Im Jahr 2023 wird Lateinamerika die Möglichkeit haben, einen Teil des in den letzten Jahrzehnten verlorenen Bodens als Zielland für ausländische Investitionen und als wichtiger globaler Akteur zurückzugewinnen, so der von Canning House erstellte jährliche Prognosebericht. Dies geht Hand in Hand mit Metallen wie Lithium und Kupfer, die für die Elektromobilität von grundlegender Bedeutung sind: 58 Prozent der weltweit identifizierten Lithiumreserven liegen in Lateinamerika, ebenso wie 41 Prozent des Kupfers. Der geopolitische Kontext mit dem Kampf des Westens um die Vorherrschaft mit China und der russischen Invasion in der Ukraine stellt eine „große Chance“ für eine Region dar, die in den letzten Jahrzehnten an Einfluss und Wirtschaftskraft verloren hat, so die Analyse dieses Begegnungsforums zwischen dem Vereinigten Königreich und Lateinamerika mit Sitz in London. Nach Ansicht des Berichts sprechen die Energiewende und eine lange Geschichte gemeinsamer Werte für ein stärkeres Engagement der USA und Europas in der Region, in der China bereits zur dominierenden Macht geworden ist.
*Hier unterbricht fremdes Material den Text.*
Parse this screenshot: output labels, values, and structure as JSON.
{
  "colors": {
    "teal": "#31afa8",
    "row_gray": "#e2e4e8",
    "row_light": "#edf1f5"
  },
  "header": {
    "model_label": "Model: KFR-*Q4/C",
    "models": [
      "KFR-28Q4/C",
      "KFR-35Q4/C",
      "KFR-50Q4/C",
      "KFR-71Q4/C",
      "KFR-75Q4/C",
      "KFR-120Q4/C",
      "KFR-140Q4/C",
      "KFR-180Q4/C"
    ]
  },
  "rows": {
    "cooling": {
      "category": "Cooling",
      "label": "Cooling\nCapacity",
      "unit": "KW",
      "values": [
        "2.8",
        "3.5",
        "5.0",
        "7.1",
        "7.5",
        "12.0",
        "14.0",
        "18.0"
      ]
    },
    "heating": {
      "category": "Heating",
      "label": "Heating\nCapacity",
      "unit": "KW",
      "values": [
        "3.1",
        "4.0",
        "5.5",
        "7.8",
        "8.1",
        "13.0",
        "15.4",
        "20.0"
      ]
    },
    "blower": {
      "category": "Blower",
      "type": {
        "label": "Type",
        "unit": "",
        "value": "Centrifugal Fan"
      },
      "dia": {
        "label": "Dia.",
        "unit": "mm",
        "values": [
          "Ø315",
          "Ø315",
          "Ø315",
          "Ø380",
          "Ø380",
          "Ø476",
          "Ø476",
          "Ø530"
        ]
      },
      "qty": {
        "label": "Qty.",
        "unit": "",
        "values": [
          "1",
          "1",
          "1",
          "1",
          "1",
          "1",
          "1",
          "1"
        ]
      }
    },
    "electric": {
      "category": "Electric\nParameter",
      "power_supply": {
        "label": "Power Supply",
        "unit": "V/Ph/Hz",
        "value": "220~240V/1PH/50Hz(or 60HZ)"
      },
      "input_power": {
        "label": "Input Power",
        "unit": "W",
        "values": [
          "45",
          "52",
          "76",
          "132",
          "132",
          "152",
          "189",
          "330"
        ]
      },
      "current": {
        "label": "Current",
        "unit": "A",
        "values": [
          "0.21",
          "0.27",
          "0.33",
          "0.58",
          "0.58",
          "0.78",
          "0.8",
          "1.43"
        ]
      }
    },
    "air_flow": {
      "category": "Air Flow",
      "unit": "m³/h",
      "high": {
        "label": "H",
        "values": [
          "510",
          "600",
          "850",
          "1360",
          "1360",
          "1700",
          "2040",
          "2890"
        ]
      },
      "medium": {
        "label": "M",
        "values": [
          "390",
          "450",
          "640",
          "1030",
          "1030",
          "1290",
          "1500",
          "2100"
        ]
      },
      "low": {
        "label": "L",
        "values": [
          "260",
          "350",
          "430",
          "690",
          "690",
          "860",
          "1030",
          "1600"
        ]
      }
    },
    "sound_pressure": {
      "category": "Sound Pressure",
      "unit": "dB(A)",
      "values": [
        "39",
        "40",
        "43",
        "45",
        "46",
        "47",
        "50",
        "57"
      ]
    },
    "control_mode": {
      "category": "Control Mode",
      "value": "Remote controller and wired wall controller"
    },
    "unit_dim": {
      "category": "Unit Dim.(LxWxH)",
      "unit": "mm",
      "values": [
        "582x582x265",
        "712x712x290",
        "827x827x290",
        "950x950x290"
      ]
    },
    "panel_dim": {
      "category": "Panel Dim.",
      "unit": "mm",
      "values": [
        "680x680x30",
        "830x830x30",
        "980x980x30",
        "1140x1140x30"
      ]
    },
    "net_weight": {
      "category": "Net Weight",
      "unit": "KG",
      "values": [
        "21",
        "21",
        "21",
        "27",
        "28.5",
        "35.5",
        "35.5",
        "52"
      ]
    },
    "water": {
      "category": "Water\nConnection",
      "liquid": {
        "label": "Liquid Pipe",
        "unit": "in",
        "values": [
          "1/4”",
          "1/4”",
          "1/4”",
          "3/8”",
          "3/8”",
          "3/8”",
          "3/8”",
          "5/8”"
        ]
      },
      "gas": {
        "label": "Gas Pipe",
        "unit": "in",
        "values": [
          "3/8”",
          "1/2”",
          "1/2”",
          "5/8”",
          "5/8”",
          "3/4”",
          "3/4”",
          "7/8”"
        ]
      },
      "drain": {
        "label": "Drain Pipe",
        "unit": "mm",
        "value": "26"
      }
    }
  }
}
„Es gibt Anzeichen dafür, dass dies von immer mehr politischen Entscheidungsträgern und Experten in Washington, Brüssel und London erkannt wird. Es bleibt abzuwarten, ob die neue Generation linker Führungspersönlichkeiten in der Region die Chancen für ein stärkeres Engagement nutzen wird“, sagt Michael Stott, Lateinamerika-Redakteur der Financial Times, einer der Autoren der Studie. In jedem Fall erinnert die Studie daran, dass die Vereinigten Staaten und Europa bereits zu spät dran sind. „China ist dem Westen voraus, wenn es darum geht, sich wichtige Metalle für die Energiewende zu sichern, wie z. B. Lithium und Kupfer und einen großen Teil der Lebensmittelexporte der Region aufzukaufen“, heißt es in dem Dokument. Auf Lateinamerika entfallen 58 Prozent der weltweit ermittelten Reserven an Lithium – einem Schlüsselmetall für Batterien – sowie 41 Prozent des Kupfers, 24 Prozent des Nickels und 39 Prozent des Silbers.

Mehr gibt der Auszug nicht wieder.